R&D expenses are also increasing. In 2023, it will begin to increase investment in R&D, and R&D expenses will increase rapidly, with R&D expenses of 32.8388 million yuan, accounting for 1.69% of revenue, an increase of 112.88% year-on-year.

In terms of investment, the growth in the next two quarters and the growth of the whole year can basically be expected.

4. The profit margin is very stable, and it has maintained a consistent and steady style. The gross profit margin of these two categories of products remained basically stable, with the gross profit margin of medical device products being 84.74% and the gross profit margin of cosmetics being 80.26%.

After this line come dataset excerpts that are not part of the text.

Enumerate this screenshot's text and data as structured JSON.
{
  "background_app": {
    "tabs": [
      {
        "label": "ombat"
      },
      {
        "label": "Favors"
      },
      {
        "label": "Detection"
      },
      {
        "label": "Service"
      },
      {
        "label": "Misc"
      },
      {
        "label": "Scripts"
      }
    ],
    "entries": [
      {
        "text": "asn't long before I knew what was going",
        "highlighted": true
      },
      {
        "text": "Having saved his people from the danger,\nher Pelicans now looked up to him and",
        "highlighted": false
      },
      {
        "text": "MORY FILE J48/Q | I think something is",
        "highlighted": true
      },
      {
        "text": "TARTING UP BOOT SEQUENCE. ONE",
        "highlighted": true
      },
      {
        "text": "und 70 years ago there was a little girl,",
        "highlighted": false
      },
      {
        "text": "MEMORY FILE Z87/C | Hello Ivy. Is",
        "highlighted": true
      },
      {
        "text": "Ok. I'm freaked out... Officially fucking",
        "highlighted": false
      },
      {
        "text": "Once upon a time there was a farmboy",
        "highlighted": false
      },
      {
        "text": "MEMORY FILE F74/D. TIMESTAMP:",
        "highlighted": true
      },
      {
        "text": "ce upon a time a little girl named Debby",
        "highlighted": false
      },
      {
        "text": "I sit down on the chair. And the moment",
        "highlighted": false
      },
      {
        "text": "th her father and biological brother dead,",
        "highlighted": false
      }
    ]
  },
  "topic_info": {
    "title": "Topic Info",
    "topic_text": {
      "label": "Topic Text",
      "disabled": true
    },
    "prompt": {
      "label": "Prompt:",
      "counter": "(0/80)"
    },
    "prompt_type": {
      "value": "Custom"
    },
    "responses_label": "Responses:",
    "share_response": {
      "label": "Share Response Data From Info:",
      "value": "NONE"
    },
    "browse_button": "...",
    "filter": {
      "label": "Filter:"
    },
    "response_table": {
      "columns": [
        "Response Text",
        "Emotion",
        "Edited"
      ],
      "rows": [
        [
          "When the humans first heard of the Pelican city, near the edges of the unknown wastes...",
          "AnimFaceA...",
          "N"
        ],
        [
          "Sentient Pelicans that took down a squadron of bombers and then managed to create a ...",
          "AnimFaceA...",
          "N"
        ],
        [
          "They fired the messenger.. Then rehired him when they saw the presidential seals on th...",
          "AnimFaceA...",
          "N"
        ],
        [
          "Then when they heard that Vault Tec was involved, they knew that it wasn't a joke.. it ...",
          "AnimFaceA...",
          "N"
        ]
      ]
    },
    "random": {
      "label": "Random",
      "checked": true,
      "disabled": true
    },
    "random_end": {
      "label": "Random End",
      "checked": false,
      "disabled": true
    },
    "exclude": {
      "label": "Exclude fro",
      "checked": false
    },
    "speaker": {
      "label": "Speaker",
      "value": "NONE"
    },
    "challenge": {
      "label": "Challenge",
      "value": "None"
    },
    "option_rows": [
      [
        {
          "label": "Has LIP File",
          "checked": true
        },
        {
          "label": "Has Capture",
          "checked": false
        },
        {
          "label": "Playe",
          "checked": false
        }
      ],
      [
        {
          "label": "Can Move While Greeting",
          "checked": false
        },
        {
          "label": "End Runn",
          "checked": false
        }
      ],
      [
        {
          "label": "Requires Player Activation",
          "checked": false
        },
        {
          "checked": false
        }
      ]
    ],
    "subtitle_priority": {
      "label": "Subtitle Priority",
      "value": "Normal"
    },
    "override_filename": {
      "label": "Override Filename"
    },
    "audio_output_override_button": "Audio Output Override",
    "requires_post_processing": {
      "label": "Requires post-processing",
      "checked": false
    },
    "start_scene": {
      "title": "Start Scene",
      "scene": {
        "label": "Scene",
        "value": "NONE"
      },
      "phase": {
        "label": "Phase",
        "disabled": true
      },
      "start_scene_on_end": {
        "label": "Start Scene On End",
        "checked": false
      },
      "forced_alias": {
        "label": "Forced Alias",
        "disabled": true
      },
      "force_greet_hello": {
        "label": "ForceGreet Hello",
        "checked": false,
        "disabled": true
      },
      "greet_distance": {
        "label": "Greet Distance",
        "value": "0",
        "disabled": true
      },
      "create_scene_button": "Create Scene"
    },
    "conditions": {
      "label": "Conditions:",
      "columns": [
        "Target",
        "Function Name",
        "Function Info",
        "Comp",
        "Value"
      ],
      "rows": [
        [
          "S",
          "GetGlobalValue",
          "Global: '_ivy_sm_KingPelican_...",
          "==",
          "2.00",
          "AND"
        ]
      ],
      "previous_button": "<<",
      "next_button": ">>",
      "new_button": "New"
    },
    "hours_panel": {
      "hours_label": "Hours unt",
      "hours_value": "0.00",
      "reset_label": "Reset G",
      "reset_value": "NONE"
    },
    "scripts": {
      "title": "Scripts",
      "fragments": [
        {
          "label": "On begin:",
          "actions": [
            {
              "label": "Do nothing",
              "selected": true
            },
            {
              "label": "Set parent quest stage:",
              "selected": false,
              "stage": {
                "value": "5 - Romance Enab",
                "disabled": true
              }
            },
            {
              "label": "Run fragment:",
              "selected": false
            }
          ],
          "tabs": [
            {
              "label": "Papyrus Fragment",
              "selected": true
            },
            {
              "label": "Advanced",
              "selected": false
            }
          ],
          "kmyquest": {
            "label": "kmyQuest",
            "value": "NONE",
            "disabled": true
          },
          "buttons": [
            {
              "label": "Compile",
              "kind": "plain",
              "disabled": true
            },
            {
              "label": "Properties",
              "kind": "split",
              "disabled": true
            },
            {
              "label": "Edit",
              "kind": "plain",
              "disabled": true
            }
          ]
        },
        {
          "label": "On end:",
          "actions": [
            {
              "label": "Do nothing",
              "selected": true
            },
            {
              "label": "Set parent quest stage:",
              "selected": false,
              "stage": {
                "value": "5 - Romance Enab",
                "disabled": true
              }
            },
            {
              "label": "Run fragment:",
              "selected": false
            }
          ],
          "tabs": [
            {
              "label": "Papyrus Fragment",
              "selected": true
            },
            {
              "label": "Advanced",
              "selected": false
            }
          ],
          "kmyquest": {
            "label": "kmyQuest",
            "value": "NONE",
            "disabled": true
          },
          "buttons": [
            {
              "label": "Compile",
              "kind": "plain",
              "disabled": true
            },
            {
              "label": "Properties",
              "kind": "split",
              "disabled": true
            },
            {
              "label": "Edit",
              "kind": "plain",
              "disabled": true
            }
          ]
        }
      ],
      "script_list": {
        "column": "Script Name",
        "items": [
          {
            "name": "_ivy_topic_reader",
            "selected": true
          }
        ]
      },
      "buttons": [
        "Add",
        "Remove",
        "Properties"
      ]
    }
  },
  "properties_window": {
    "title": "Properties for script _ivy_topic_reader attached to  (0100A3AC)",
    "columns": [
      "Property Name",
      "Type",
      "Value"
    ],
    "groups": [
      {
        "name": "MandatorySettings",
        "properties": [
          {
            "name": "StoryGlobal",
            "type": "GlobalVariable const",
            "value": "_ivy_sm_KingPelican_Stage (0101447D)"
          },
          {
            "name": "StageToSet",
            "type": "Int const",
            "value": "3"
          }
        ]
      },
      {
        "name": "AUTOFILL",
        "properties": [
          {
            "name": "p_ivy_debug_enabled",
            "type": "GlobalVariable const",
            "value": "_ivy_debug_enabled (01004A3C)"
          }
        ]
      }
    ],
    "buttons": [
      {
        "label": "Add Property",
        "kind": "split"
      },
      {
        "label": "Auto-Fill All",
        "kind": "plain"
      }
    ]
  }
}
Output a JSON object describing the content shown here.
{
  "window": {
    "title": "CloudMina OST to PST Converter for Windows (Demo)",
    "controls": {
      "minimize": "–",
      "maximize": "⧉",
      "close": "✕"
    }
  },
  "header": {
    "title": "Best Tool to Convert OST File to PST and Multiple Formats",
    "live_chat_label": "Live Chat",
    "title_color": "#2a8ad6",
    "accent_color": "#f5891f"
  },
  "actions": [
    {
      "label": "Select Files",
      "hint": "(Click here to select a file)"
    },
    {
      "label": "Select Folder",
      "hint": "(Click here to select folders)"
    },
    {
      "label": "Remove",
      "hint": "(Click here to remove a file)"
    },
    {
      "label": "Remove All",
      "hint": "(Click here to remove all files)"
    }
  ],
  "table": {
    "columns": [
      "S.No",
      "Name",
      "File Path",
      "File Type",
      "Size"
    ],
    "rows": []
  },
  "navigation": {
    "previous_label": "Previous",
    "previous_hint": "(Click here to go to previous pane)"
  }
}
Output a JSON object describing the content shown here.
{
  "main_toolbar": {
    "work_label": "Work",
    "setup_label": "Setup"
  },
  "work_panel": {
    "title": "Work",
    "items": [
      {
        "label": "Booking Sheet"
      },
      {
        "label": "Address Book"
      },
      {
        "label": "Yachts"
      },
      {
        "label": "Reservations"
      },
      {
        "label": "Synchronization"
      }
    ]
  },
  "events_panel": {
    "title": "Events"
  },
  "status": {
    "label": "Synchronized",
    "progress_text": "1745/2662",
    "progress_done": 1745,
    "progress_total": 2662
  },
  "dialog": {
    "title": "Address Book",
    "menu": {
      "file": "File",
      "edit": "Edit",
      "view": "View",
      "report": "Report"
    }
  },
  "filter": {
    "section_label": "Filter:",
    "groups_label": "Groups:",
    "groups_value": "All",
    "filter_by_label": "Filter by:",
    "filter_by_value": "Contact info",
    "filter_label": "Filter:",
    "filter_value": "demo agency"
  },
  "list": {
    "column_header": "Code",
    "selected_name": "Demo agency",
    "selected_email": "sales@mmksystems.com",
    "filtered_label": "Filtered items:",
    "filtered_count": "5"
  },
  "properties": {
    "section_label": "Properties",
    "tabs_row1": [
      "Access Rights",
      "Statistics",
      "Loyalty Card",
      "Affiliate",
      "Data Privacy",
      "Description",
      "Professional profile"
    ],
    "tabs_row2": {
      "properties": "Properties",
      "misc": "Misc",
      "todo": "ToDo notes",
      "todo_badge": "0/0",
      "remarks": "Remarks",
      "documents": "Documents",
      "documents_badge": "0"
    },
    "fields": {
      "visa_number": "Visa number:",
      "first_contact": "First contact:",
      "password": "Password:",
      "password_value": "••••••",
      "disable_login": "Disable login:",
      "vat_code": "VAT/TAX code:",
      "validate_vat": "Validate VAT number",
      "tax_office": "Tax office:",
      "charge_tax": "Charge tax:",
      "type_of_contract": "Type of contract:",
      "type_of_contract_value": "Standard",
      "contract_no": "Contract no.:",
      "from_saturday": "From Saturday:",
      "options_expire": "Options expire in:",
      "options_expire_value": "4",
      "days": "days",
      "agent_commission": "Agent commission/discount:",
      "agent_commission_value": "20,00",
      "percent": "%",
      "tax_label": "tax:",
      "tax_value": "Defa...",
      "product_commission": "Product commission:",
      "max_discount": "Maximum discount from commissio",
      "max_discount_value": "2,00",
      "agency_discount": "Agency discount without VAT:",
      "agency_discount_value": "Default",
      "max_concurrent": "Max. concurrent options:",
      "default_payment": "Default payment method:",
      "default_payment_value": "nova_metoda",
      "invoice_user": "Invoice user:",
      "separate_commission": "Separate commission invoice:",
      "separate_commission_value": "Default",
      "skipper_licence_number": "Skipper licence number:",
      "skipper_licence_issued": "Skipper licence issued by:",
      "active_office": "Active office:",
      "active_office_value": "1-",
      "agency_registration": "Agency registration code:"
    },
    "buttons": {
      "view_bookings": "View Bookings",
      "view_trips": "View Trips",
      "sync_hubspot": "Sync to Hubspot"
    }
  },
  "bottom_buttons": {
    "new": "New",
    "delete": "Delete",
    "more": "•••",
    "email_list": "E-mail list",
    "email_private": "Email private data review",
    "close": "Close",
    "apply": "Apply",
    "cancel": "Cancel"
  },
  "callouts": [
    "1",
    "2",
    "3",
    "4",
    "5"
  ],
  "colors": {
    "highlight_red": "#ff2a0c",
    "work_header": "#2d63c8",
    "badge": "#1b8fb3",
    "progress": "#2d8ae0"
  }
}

5. The core of the cosmetics industry is still to look at the products, several large single products are performing well, and there are constantly new products in research and development. In 2023, Fuerjia has 5 single products with annual sales of more than 100 million, namely Medical Sodium Hyaluronate Repair Patch (White Film), Fuerjia Acne Cleansing Repair Patch, Medical Sodium Hyaluronate Repair Patch (Black Film), Fuerjia Centella Asiatica Soothing Repair Patch and Fuerjia Niacinamide Whitening and Spot Repair Mask. In addition, it has newly filed 15 cosmetic products, including 13 ordinary cosmetics and 2 special cosmetics.

6. Sales, production and sales, and inventory are very benign. In terms of sales volume, in 2023, the total sales volume will be 190.64 million standard sticks/stickers, a year-on-year increase of 13.23%, and the total output will be 178.29 million standard stickers/stickers, a year-on-year decrease of -1.07%. In 2023, Fuerjia will produce 78,025,200 pieces/patch of device products and 100,274,000 pieces/patch of cosmetic products. Overall, inventories are decreasing, and production and sales are currently in a healthy state.

Exclusive analysis, Fuerjia's annual report, why profits have declined

In summary, the financial report of Fuerjia this time, those who will look at it, should be able to increase the confidence of growth. At present, the company is playing a "three-board axe": new product opening, R&D support, and channel investment.

Online direct sales channels are a strategic competitive area for the cosmetics industry, and it is necessary to continue to increase investment in this direction, especially in the period of economic downturn, and to consolidate the position and prevent missing the competitive opportunity when consumption recovers.

Although this move will have a slight impact on profit growth in the short term, from the perspective of long-term competition, effective self-owned channels can share greater dividends in the skin care industry.

After the listing of this ticket, it fell more, and it has basically stabilized recently, and the previous mistake has formed a gold pit, and it is very rare to have such a gold track and pit position in the consumer goods track. We can't afford to miss this opportunity again.